[Aboriginal] Aboriginal Digest, Vol 24, Issue 3
Rob Landley
rob at landley.net
Mon Jan 14 16:03:09 PST 2013
On 01/14/2013 11:50:12 AM, Isaac Dunham wrote:
> On Mon, 14 Jan 2013 07:27:17 -0600
> Rob Landley <rob at landley.net> wrote:
> > If I _can_ build a 64-bit only environment, I'd like to do that.
> That's
> > how the x86-64 target works, for example. (You can add 32 bit
> libraries
> > after the fact, by building them natively on target.)
> >
> > Last I checked uClibc didn't support it, but musl might someday.
>
> "it" == building only 64-bit libs when targeting 64-bit arches?
"it" == sparc64, but possibly I was thinking ppc64 or s390.
To support something in aboriginal I need toolchain, libc, qemu, and
kernel support.

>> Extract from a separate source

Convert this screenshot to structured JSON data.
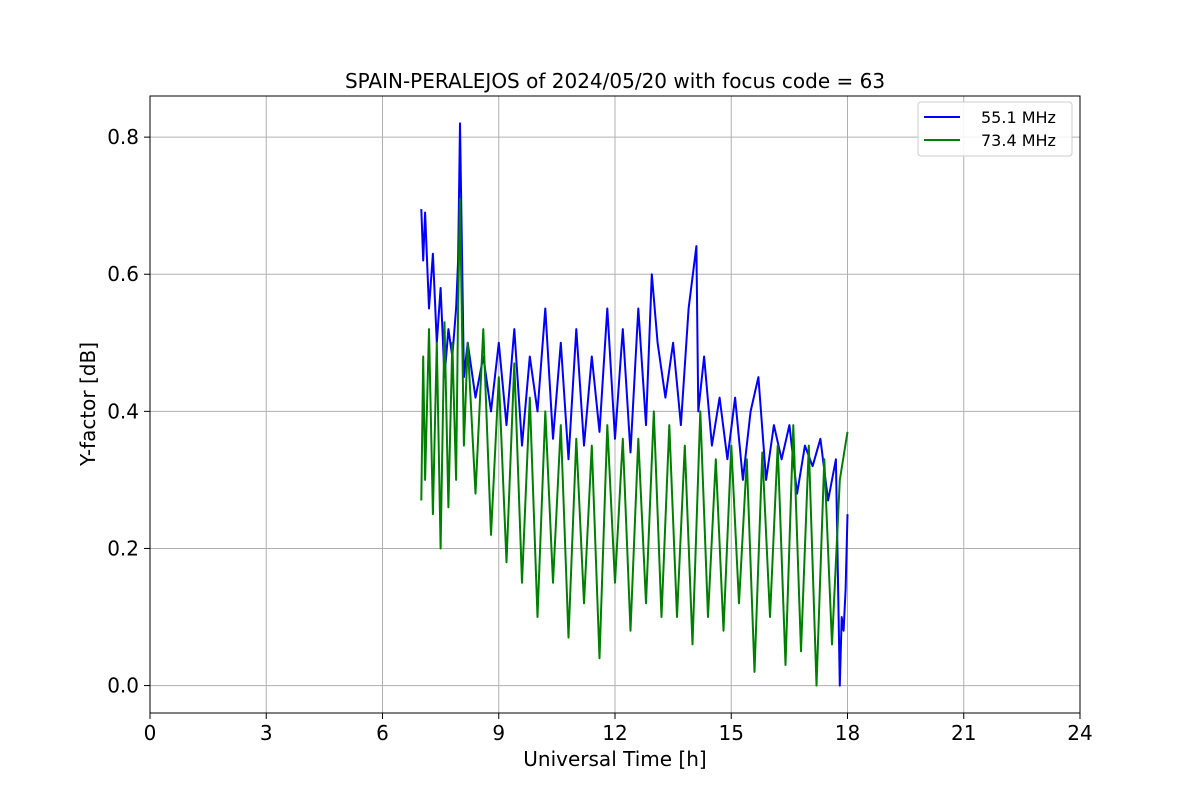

I need to get the kernel and qemu to agree on a board
emulation with the appropriate I/O devices, and I need userspace, libc,
and kernel to agree on a system call interface with a consistent
floating point implementation.
> If so, that's all that musl supports; there is no automated "we think
> you ought to
> support another ABI, so we're building it also."
That's not libc's job, if you wanted to support both you'd build it
twice with two different compiler output modes and then ahve parallel
library search paths ala /lib32 and /lib64 and that's what I don't do.
(I just do the lib64 and then if you want to add lib32 natively on
target you can do so after the fact. See the x86_64 image as an
example, it's got kernel support for 32 bit syscalls but not a 32 bit
library or toolchain. So you can drop static 32 bit binaries on there
and run them if you like, but if you need a 32 bit chroot you need to
supply it yourself. I have one in i686 and you can extract the i686
tarball on there, but integrating them is left as an exercise for the
user.)
> > > clang seems to be making headway, but pcc seems to be at the
> "well,
> > > it's more
> > > active than tcc..." level. It can bootstrap at least OpenBSD,
> though,
> >
> > Clang needs C++ on the host in order to build (but only recently
> wrote
> > its own C++ standard library), didn't have its own binutils last I
> > checked... I'll need to engage with this more at some point but it's
> > not strongly luring me out of my niche yet.
>
> clang's libc++ apparently still requires libsupc++ at least on linux;
> the
> equivalent library for clang runs on OSX/*BSD, but is experimental on
> Linux.
There are reasons clang is still on my todo list. Clean
self-bootstrapping really isn't high on their todo list. (Building a
linux kernel is still one of those crotchety not-quite-supported things
of the "somebody says they got it to sort of work once" variety.)
> All the alternate compilers currently require gnu binutils.
Tinycc doesn't. Alas, I need a spare year on a desert island to do qcc.
> Clang/LLVM have no plans to address this that I can see.
> pcc is the closest to not doing so, since it can use yasm as
> assembler, but this is
> pretty limited in application and requires a linker.
It also requires lex and yacc to bootstrap, last I tried it.
> elftoolchain is not really useful yet, though there's an ar
> implementation and some
> code towards ld.
Dunno that one.
> Somewhere else I ran across a linker based on llvm. I wish I could
> remember its
> name...
I need to read the GOLD development blog entries. (I've read something
like the first 3, then bookmarked it...)
> Hmm...lld.llvm.org claims that "In the same way that the MC layer of
> LLVM has removed
> clang’s reliance on the system assembler tool, the lld project will
> remove clang’s
> reliance on the system linker tool."
Apple wants to brick up GPL's corpse in the basement wall because
GPLv3. I can't blame 'em.
> I guess that means they're finally working on getting rid of the
> binutils dependency.
It's a todo item. We all have our lists...
> Ah, that's what I wanted:
> http://code.google.com/p/mclinker/
> 1/8 the size of binutils, "designed for on-device compiling"
> (specifically mentions
> low memory use), supports arm/mips/x86
Cool, but binutils contains a half-dozen things and an assembler is a
fairly important one of those.
Also, the reason my qcc idea glued QEMU's Tiny Code Generator to the
tinycc front-end was to leverage the target support the qemu guys do.
They've got sh4, sparc, s390, cris, and so on. Large existing
development team, leveraging their work would be really nice.